The report by Connecticut State's Attorney Stephen Sedensky said Lanza, 20, was obsessed in particular with the April 1999 shootings at Columbine High School in Colorado.
Lanza shot his mother inside their home before driving to his former elementary school, where he fired off 154 shots with a Bushmaster .223-caliber rifle within five minutes killing 20 children and six adults. He then killed himself with a handgun as police arrived.
Gunman went from a shy pre-teen to a mentally ill recluse obsessed with shooting
According to the report, authorities seized numerous items from Lanza's Newtown home, including a spreadsheet listing mass murders by name and information about the incident.
Also found were computer bookmarks pertaining to firearms, military, politics, mass murder, video games, music, books and ammunition; two videos showing suicide by gunshot; and a five-second dramatised video depicting children being shot.
Sedensky said there is also no clear indication why he chose Sandy Hook as the target for his rampage other than the fact that it was close to his home.

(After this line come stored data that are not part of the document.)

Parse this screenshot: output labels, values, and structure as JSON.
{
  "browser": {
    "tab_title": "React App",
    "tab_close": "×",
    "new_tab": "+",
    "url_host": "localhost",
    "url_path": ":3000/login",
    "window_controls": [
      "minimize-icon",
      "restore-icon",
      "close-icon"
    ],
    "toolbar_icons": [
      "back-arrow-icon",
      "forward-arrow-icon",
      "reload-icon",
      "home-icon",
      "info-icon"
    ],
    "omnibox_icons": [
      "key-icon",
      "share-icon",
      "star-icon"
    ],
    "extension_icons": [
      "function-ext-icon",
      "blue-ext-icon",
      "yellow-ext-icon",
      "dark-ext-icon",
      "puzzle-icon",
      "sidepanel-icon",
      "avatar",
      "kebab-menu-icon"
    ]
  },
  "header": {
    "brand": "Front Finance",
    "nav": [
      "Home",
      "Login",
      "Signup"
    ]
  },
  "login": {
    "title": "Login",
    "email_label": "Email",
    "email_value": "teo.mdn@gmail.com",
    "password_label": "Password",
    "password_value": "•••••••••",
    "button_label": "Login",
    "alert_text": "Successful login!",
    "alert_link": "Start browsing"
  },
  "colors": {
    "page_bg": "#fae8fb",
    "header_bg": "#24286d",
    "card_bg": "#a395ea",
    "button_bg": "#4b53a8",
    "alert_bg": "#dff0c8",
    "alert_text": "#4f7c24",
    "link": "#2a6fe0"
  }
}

Lanza had significant mental health issues that affected his ability to live a normal life and interact with others but did not affect his mental state for the crimes, he said.
"The obvious question that remains is: 'Why did the shooter murder twenty-seven people, including twenty children?' Unfortunately, that question may never be answered conclusively," the report said.
Sedensky said police went into the school within minutes of the first shots being fired and that along with the actions of teachers inside saved many children's lives.
Since the shooting grabbed national headlines, no major gun control legislation has passed Congress despite a major push by the Obama administration.
Federal efforts to establish background checks for firearm purchases that could limit access for the mentally ill also have made little headway in the face of a powerful gun lobby.